Время уходить — страница 22 из 80

– Мне всего тринадцать, – замечаю я и жестом приглашаю его присесть на раму.

– Ты шутишь? Где ты откопала этот антиквариат?

– Если вам не нравится мой велосипед, можете бежать рядом, – говорю я. – Заодно и хмель выветрится.

Так вот и получилось, что мы с Верджилом Стэнхоупом приехали в закусочную на моем горном велосипеде – он сидел, свесив по бокам ноги, а я стоя жала на педали.

Мы устраиваемся в кабинке, в стороне от других посетителей.

– Почему не было ни одного объявления? – спрашиваю я.

– Какого еще объявления?

– О том, что разыскивается моя мать. Почему всюду не расклеили ее фотографии и не учредили горячую линию для сбора информации?

– Я тебе уже говорил, – отвечает Верджил, – ее не считали пропавшей. – (С молчаливым укором я смотрю на него.) – Ладно, вношу поправку: если твоя бабушка и правда подавала заявление о пропаже человека, оно, видимо, где-то затерялось.

– Вы хотите сказать, что я выросла без матери в результате чьей-то небрежности?

– Я хочу сказать, что честно сделал свою работу, и нечего предъявлять ко мне претензии. – Он глядит на меня поверх чашки. – Меня вызвали в слоновий заповедник, потому что там обнаружили труп. Смерть квалифицировали как несчастный случай. Дело закрыли. Когда ты коп, то стараешься не поднимать понапрасну шума, а просто подтираешь за всеми.

– Признайте уже, что просто не захотели лишний раз напрягаться, а потому не стали беспокоиться из-за пропажи свидетеля.

– Ничего подобного, – хмурится он. – Я полагал, что Элис Меткалф уехала по собственному желанию, – в противном случае кто-нибудь опроверг бы это, – а тебя забрала с собой. – Верджил прищуривается. – Кстати, а где была ты, когда твою мать нашли рядом с трупом?

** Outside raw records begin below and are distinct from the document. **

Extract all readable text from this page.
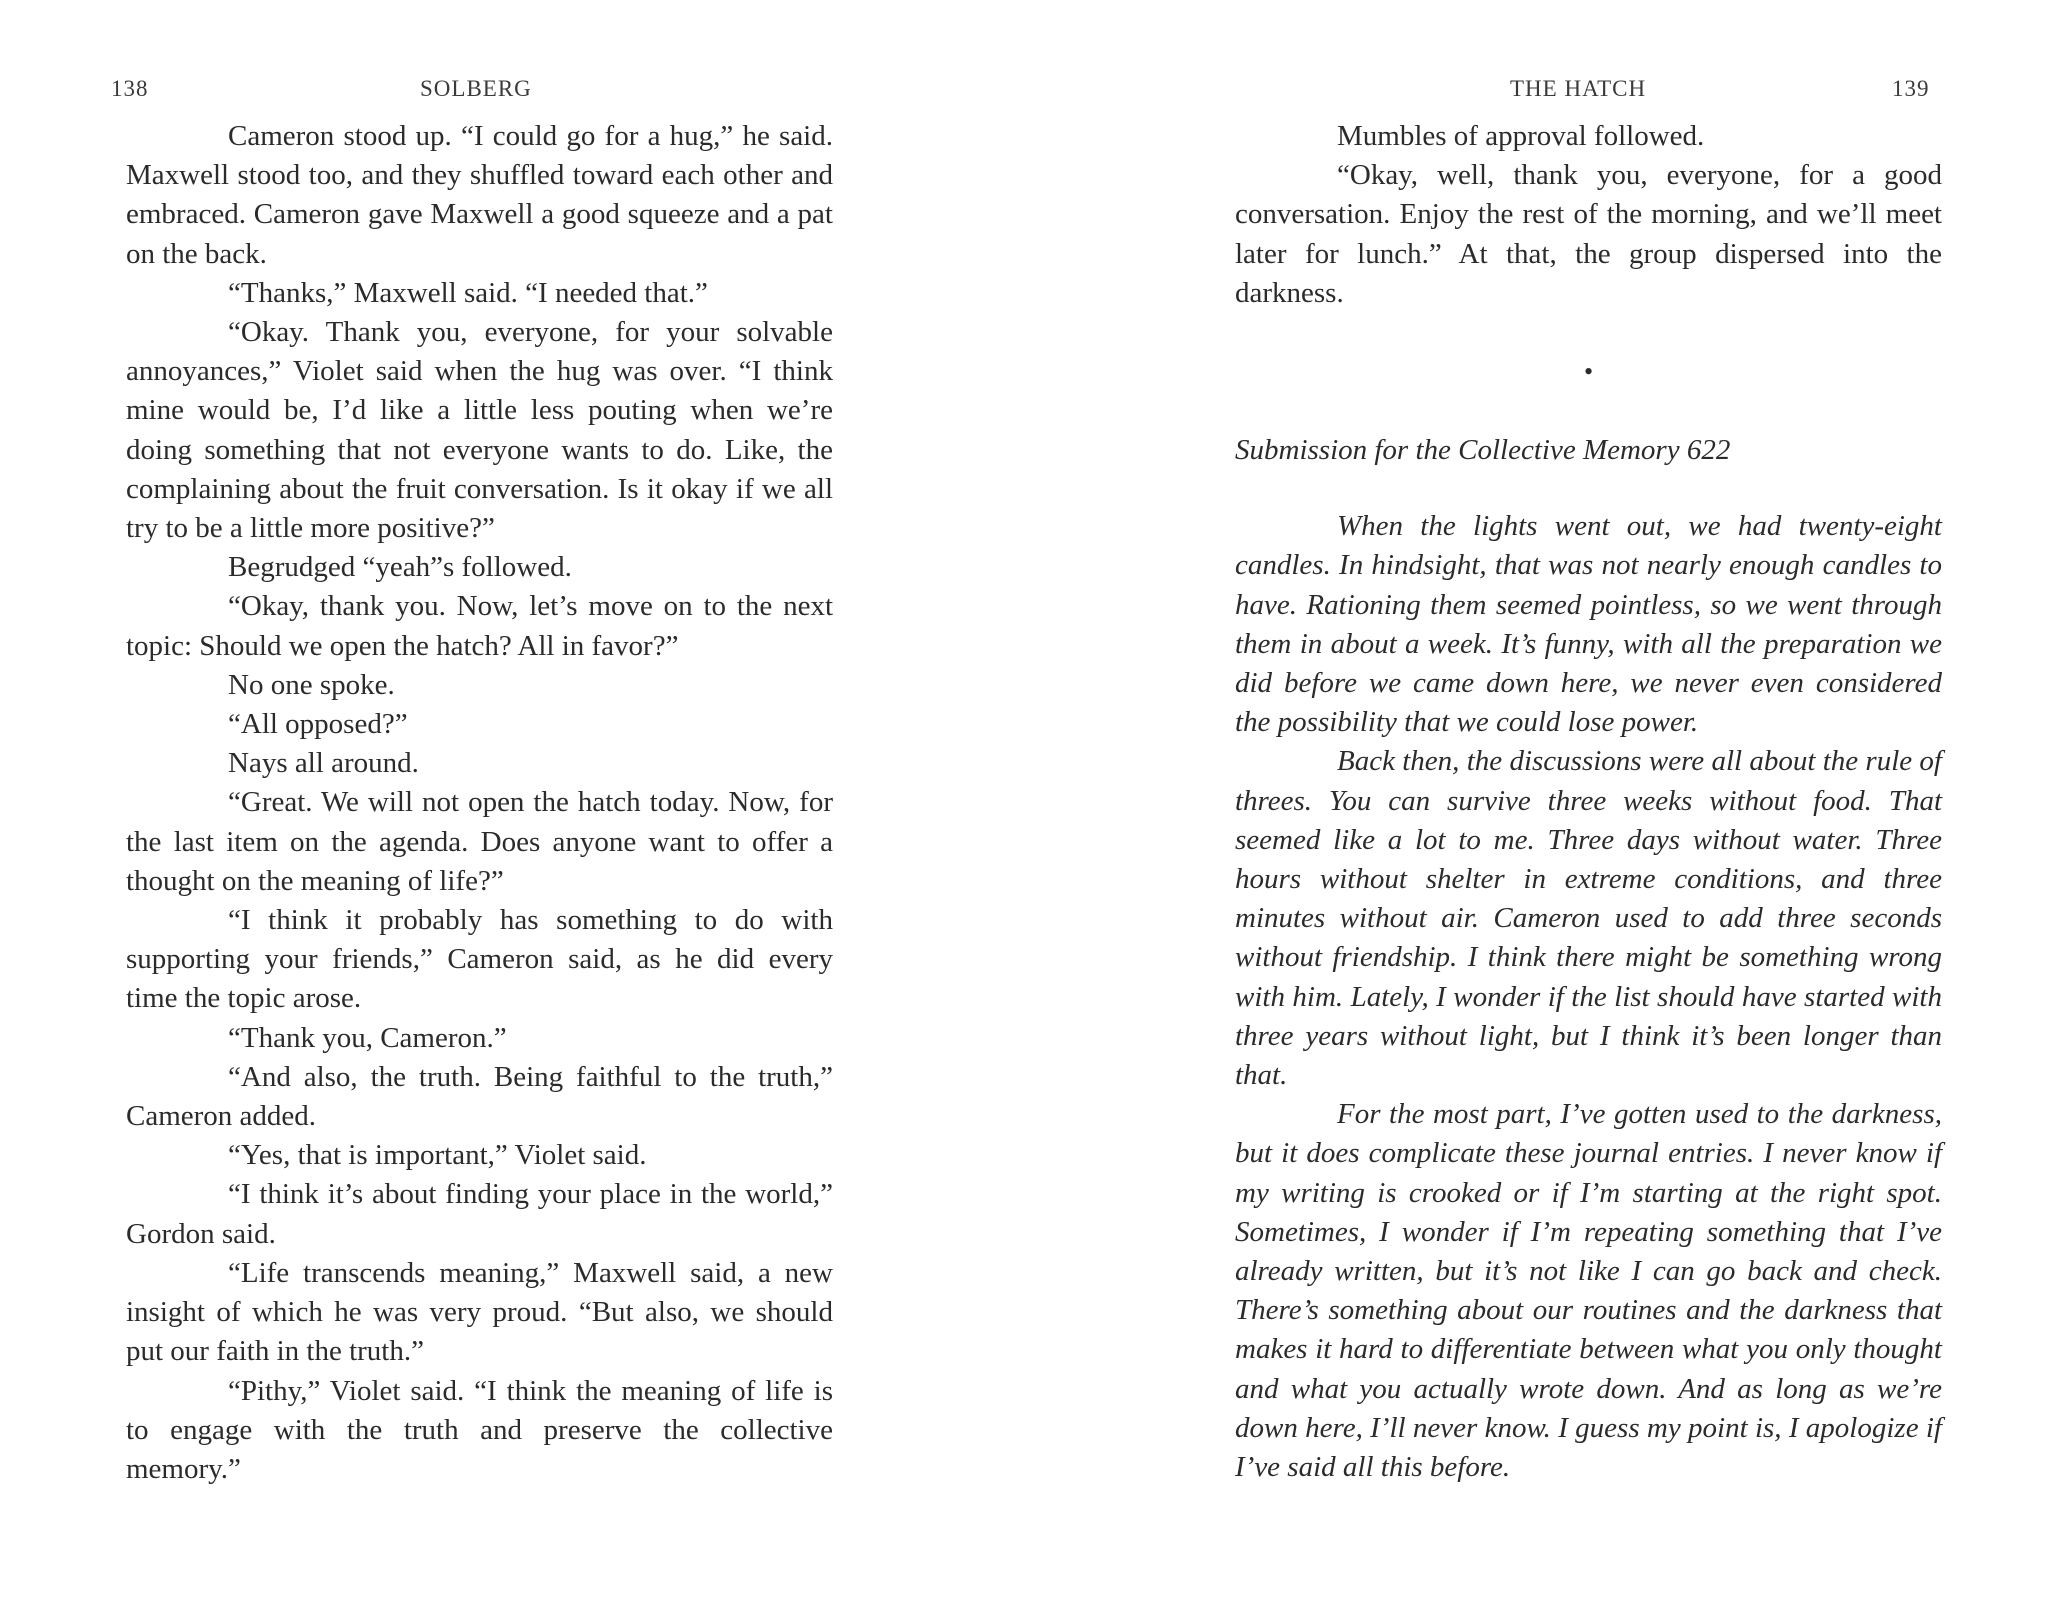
138	SOLBERG

Cameron stood up. “I could go for a hug,” he said. Maxwell stood too, and they shuffled toward each other and embraced. Cameron gave Maxwell a good squeeze and a pat on the back.

“Thanks,” Maxwell said. “I needed that.”

“Okay. Thank you, everyone, for your solvable annoyances,” Violet said when the hug was over. “I think mine would be, I’d like a little less pouting when we’re doing something that not everyone wants to do. Like, the complaining about the fruit conversation. Is it okay if we all try to be a little more positive?”

Begrudged “yeah”s followed.

“Okay, thank you. Now, let’s move on to the next topic: Should we open the hatch? All in favor?”

No one spoke.

“All opposed?”

Nays all around.

“Great. We will not open the hatch today. Now, for the last item on the agenda. Does anyone want to offer a thought on the meaning of life?”

“I think it probably has something to do with supporting your friends,” Cameron said, as he did every time the topic arose.

“Thank you, Cameron.”

“And also, the truth. Being faithful to the truth,” Cameron added.

“Yes, that is important,” Violet said.

“I think it’s about finding your place in the world,” Gordon said.

“Life transcends meaning,” Maxwell said, a new insight of which he was very proud. “But also, we should put our faith in the truth.”

“Pithy,” Violet said. “I think the meaning of life is to engage with the truth and preserve the collective memory.”

THE HATCH	139

Mumbles of approval followed.

“Okay, well, thank you, everyone, for a good conversation. Enjoy the rest of the morning, and we’ll meet later for lunch.” At that, the group dispersed into the darkness.

•

Submission for the Collective Memory 622

When the lights went out, we had twenty-eight candles. In hindsight, that was not nearly enough candles to have. Rationing them seemed pointless, so we went through them in about a week. It’s funny, with all the preparation we did before we came down here, we never even considered the possibility that we could lose power.

Back then, the discussions were all about the rule of threes. You can survive three weeks without food. That seemed like a lot to me. Three days without water. Three hours without shelter in extreme conditions, and three minutes without air. Cameron used to add three seconds without friendship. I think there might be something wrong with him. Lately, I wonder if the list should have started with three years without light, but I think it’s been longer than that.

For the most part, I’ve gotten used to the darkness, but it does complicate these journal entries. I never know if my writing is crooked or if I’m starting at the right spot. Sometimes, I wonder if I’m repeating something that I’ve already written, but it’s not like I can go back and check. There’s something about our routines and the darkness that makes it hard to differentiate between what you only thought and what you actually wrote down. And as long as we’re down here, I’ll never know. I guess my point is, I apologize if I’ve said all this before.
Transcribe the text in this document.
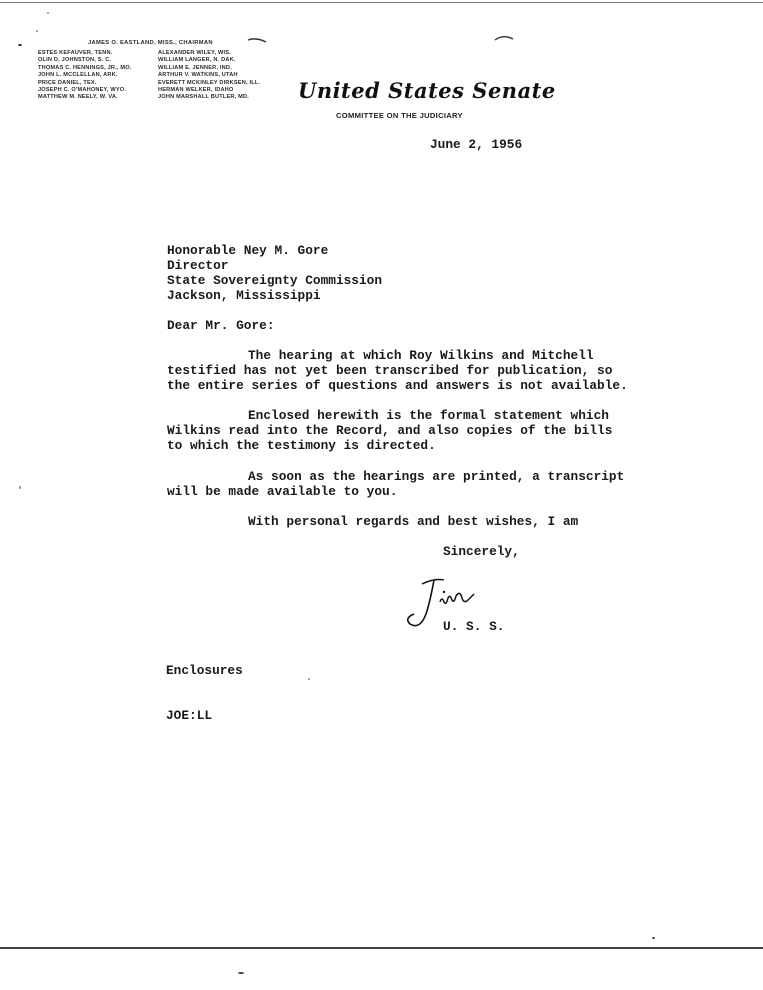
JAMES O. EASTLAND, MISS., CHAIRMAN
ESTES KEFAUVER, TENN.
OLIN D. JOHNSTON, S. C.
THOMAS C. HENNINGS, JR., MO.
JOHN L. MCCLELLAN, ARK.
PRICE DANIEL, TEX.
JOSEPH C. O'MAHONEY, WYO.
MATTHEW M. NEELY, W. VA.
ALEXANDER WILEY, WIS.
WILLIAM LANGER, N. DAK.
WILLIAM E. JENNER, IND.
ARTHUR V. WATKINS, UTAH
EVERETT MCKINLEY DIRKSEN, ILL.
HERMAN WELKER, IDAHO
JOHN MARSHALL BUTLER, MD.	United States Senate
COMMITTEE ON THE JUDICIARY
June 2, 1956
Honorable Ney M. Gore
Director
State Sovereignty Commission
Jackson, Mississippi
Dear Mr. Gore:
The hearing at which Roy Wilkins and Mitchell
testified has not yet been transcribed for publication, so
the entire series of questions and answers is not available.
Enclosed herewith is the formal statement which
Wilkins read into the Record, and also copies of the bills
to which the testimony is directed.
As soon as the hearings are printed, a transcript
will be made available to you.
With personal regards and best wishes, I am
Sincerely,
U. S. S.
Enclosures
JOE:LL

– Не знаю. Иногда она оставляла меня с Невви – днем, но не на ночь. Я помню только, что потом оказалась в доме у бабушки.

– Кстати, для начала мне придется поговорить с ней.

Я резко мотаю головой:

– Ни в коем случае. Бабуля прибьет меня, если узнает, что я затеяла.

– Разве она не хочет выяснить, что случилось с ее дочерью?

– Сложный вопрос, – вздыхаю я. – Наверное, ей слишком больно вытаскивать все это наружу. Она из поколения людей, которые в тяжелые времена предпочитают стиснуть зубы и маршировать сквозь трудности, подобно солдатам, делая вид, что ничего страшного не происходит. Если я начинала лить слезы по маме, бабушка всегда пыталась меня отвлечь – едой, игрушками или звала Герти, это наша собака. А потом однажды, когда я прямо спросила ее, сказала как отрезала: «Твоя мать уехала». Так что я быстро научилась не задавать лишних вопросов.

– Почему ты так долго ничего не предпринимала? За десять лет следы уже не просто остыли, а вымерзли, как в арктической пустыне.

Мимо проходит официантка. Я делаю ей знак, чтобы привлечь к себе внимание. Верджилу нужно выпить крепкого кофе – только когда частный сыщик протрезвеет, от него будет какой-то толк. Но служащая меня в упор не замечает.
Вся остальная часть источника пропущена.